Lobster V-Notch Project
Orcadian fishermen have been V-notching lobsters for decades to make sure berried female lobsters are not landed
The lobster V-notch scheme is one of Orkney's longest-running fisheries project. Fishermen bring up their catches and if they see a berried (egg-bearing) female lobster they will cut a triangle out of its tail then release it back into the sea. This makes sure that fewer sexually-mature female lobsters are caught which helps protect the lobster population.
It takes 4 years for a lobster to 'grow out' its V-notch. V-notching a lobster makes sure it is protected for at least 4-years. It is illegal to land or sell a V-notched lobster.

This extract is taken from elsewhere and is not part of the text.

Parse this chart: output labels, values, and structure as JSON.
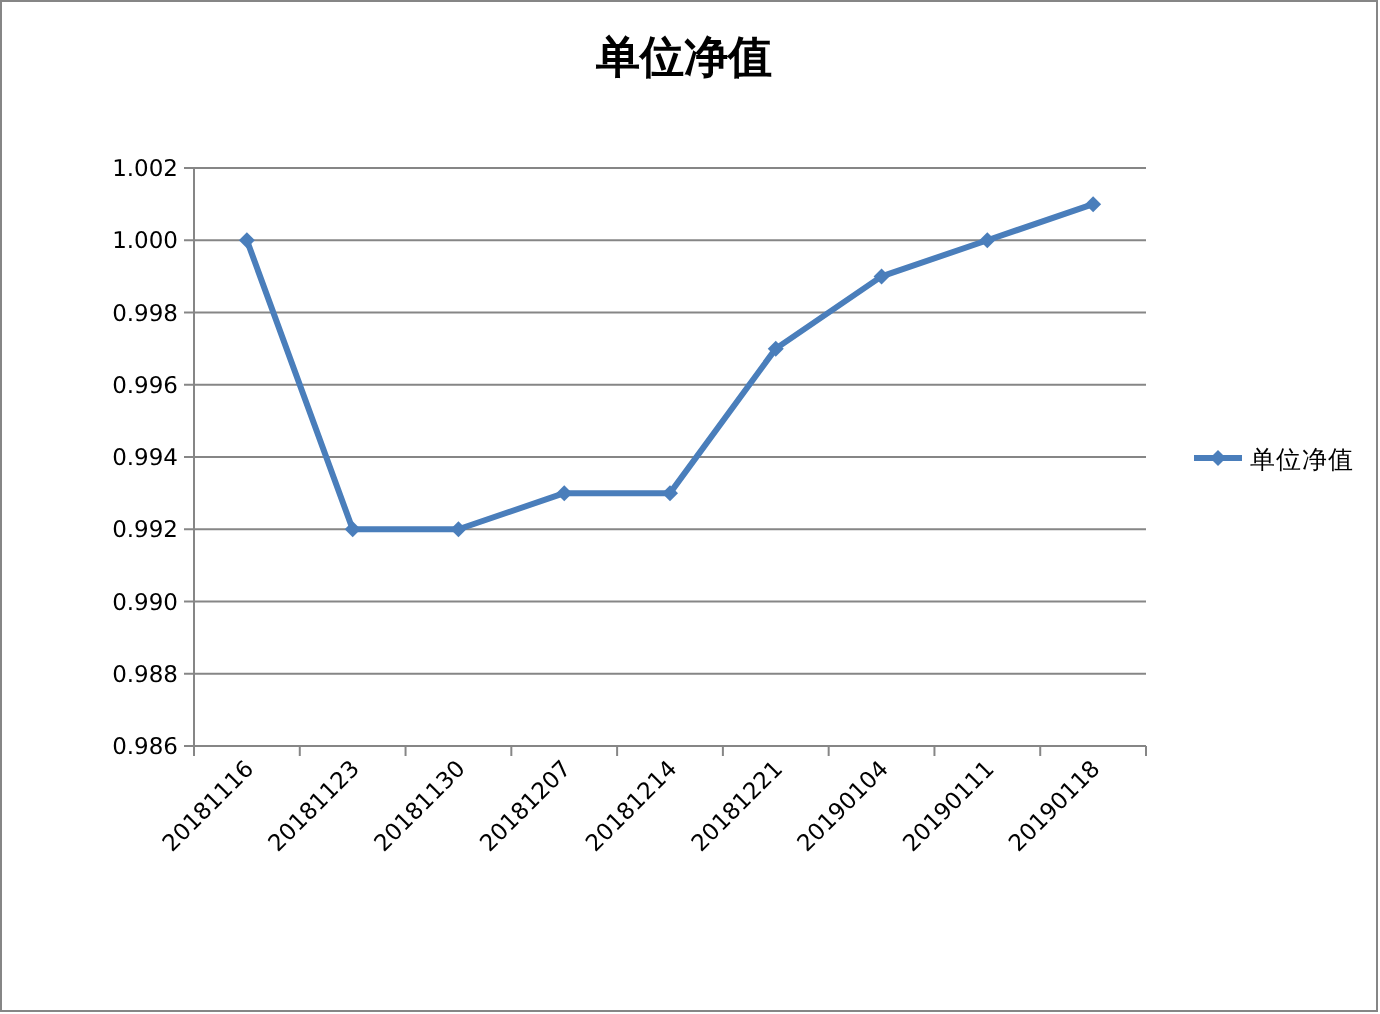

In 2012 a team of researchers (funded by the Scottish Fishermen's Trust and Marine Scotland through the FISA scheme) studied the V-notch project. They went out on Orcadian fishing boats to collect information on the weight and length of the female lobsters as well as the areas they were caught in. They compared this data to data that had been gathered in 2001 to see if there had been any changes in how lobsters matured with age and what months they reproduced. Over 3000 lobsters were V-notched. You can read the full report here.
The study found that the bigger a female lobster is the more eggs she produces. A 2kg female lobster with 150mm carapace length can produce up to 20,000 eggs- more than three times the amount that a smaller lobster with a carapace length of 90mm can produce.
Most females bear their eggs when the water temperature is warmer- particularly the months of April, May and June. Egg-bearing females move from colder, deeper waters into shallower and warmer areas such as Kirkwall bay.